Matsumoto nodded wisely. “I thought so,” she said, tapping a long, tapered finger against her chin. She lowered her voice and leaned even closer to him, her mouth so close to his ear that he could feel her breath. “Listen, Ishida-kun. It’s important that you don’t give up.”
“Give up?” Ishida said. Ishida felt like he had been off balance since the moment he had crossed Inoue-san’s threshold. Every time he tried to have an intelligent thought he got distracted and it flew out of his head. Ishida tried to pull himself together, to make sense of this conversation. “I shouldn’t give up? Give up what?”

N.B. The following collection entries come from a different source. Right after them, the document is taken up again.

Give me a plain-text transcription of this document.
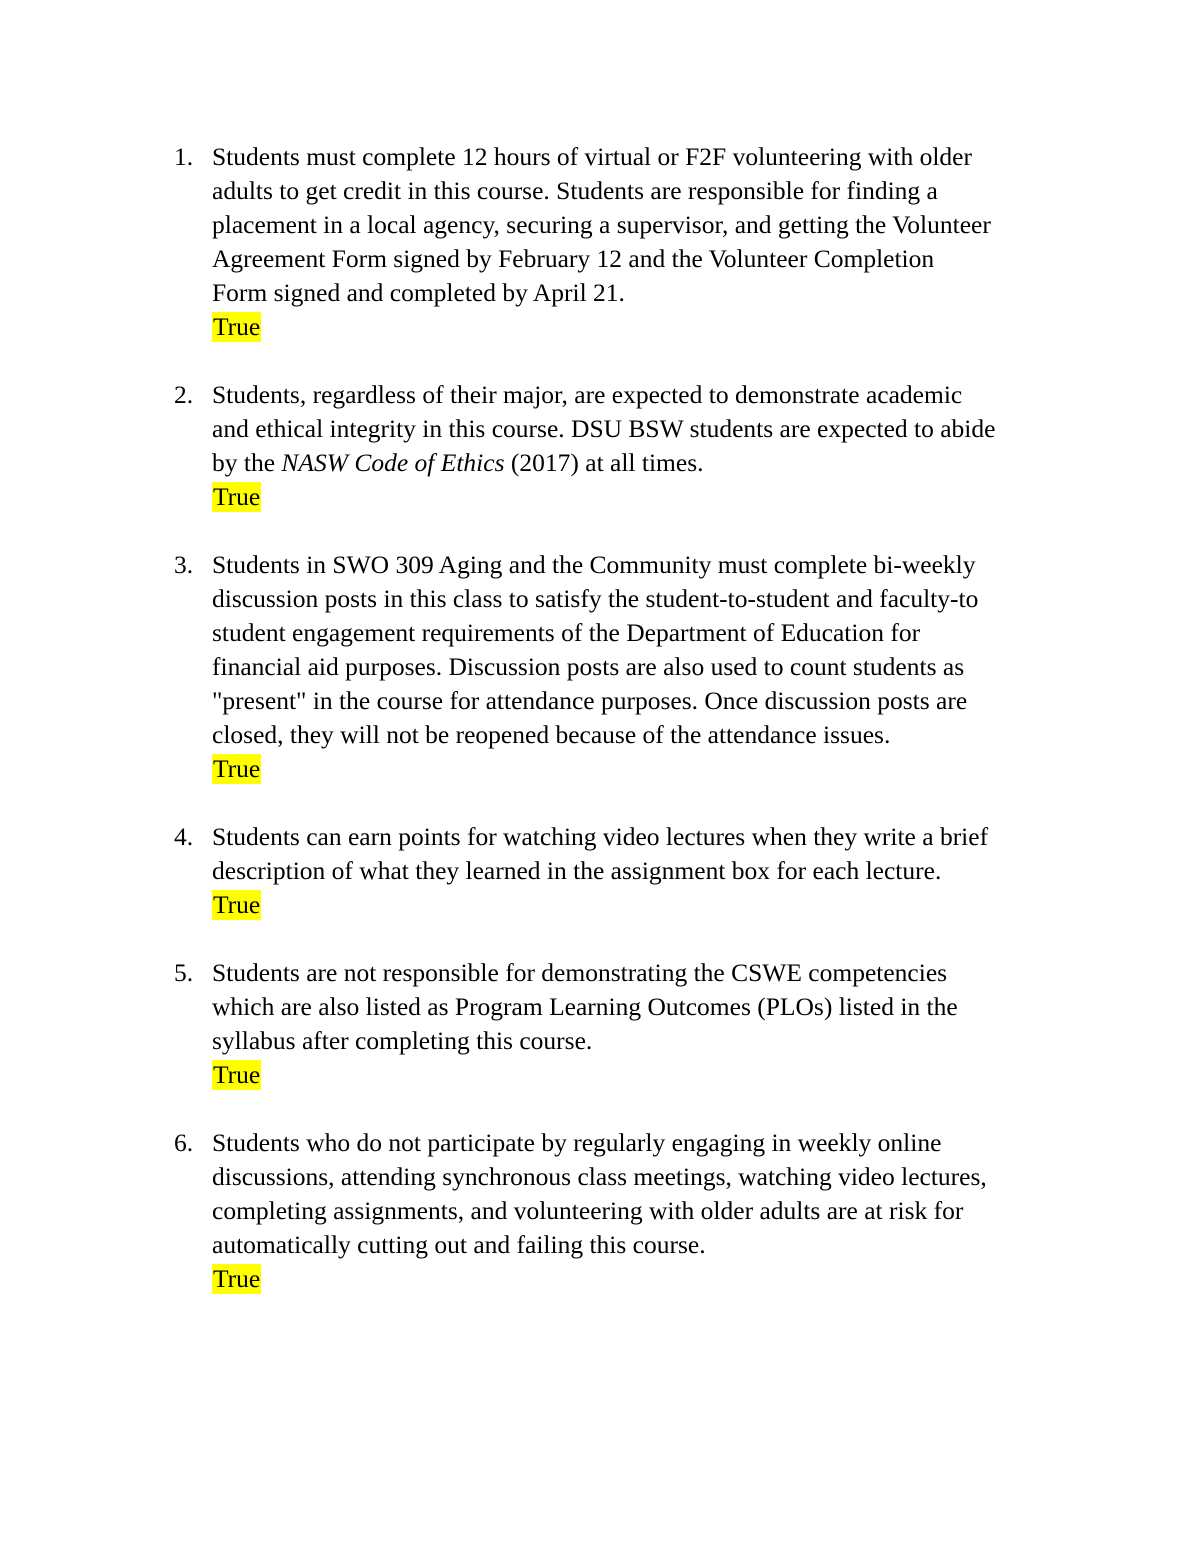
1. Students must complete 12 hours of virtual or F2F volunteering with older
adults to get credit in this course. Students are responsible for finding a
placement in a local agency, securing a supervisor, and getting the Volunteer
Agreement Form signed by February 12 and the Volunteer Completion
Form signed and completed by April 21.
True
2. Students, regardless of their major, are expected to demonstrate academic
and ethical integrity in this course. DSU BSW students are expected to abide
by the NASW Code of Ethics (2017) at all times.
True
3. Students in SWO 309 Aging and the Community must complete bi-weekly
discussion posts in this class to satisfy the student-to-student and faculty-to
student engagement requirements of the Department of Education for
financial aid purposes. Discussion posts are also used to count students as
"present" in the course for attendance purposes. Once discussion posts are
closed, they will not be reopened because of the attendance issues.
True
4. Students can earn points for watching video lectures when they write a brief
description of what they learned in the assignment box for each lecture.
True
5. Students are not responsible for demonstrating the CSWE competencies
which are also listed as Program Learning Outcomes (PLOs) listed in the
syllabus after completing this course.
True
6. Students who do not participate by regularly engaging in weekly online
discussions, attending synchronous class meetings, watching video lectures,
completing assignments, and volunteering with older adults are at risk for
automatically cutting out and failing this course.
True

Matsumoto tilted her chin toward the window, to the little pot of flowers that rested on the sill. “See those flowers? They couldn’t grow at all unless there’d been a seed planted. And then you have to pay attention to it, you know, and water it and stuff. Sometimes it takes a while for seeds to grow. You have to be patient.” Matsumoto smiled at him, a wry, affectionate, big-sister smile, then reached out and ruffled his hair. Ishida was shocked. Nobody ever ruffled his hair, not even Ryuuken. “Hang in there.”
Matsumoto flung herself back against the arm of the sofa, and, freed from her overwhelming presence, Ishida managed to catch his breath again. Matsumoto looked at him from under her lashes. “I love these yoga lessons with Orihime-chan,” she said, apropos of nothing. “So relaxing, you know. We make a little time for it every day. Right about now.”
Inoue came back from her bedroom, biting her lip and looking dismayed. “I’m so sorry, Ishida-kun!” she said mournfully. “I thought I brought those notes home! I’m such an idiot sometimes. Maybe I should run back to school and get them? It would only take me a minute…”
That lock of bright hair had escaped her ponytail again and her eyebrows were pleated with worry again. On her windowsill flowers bloomed, each one of them seed-grown.
A seed was very small. A seed was not much. But not much was so much more than nothing. Because, with time and patience, seeds could grow.
They do this every damn day, Hitsugaya had said.
We make a little time for it every day. Right about now, Matsumoto had said.
Inoue was still speaking. “Well, it would take me a few minutes, I guess, but I really should have brought them home anyway, and then they would have been here for you! I’m so sorry, Ishida-kun, let me go back to school for them.”
Ishida opened his mouth before he could talk himself out of it. “That’s not necessary, Inoue-san,” he said. “I wouldn’t want to put you to any trouble.” He cleared his throat. “I’ll come back for them tomorrow. Right about now.”
Over her head he met Matsumoto’s laughing eyes. Be patient, she had said. Pay attention, she had said.
Ishida was willing to try.
Maybe he could get this seed to grow.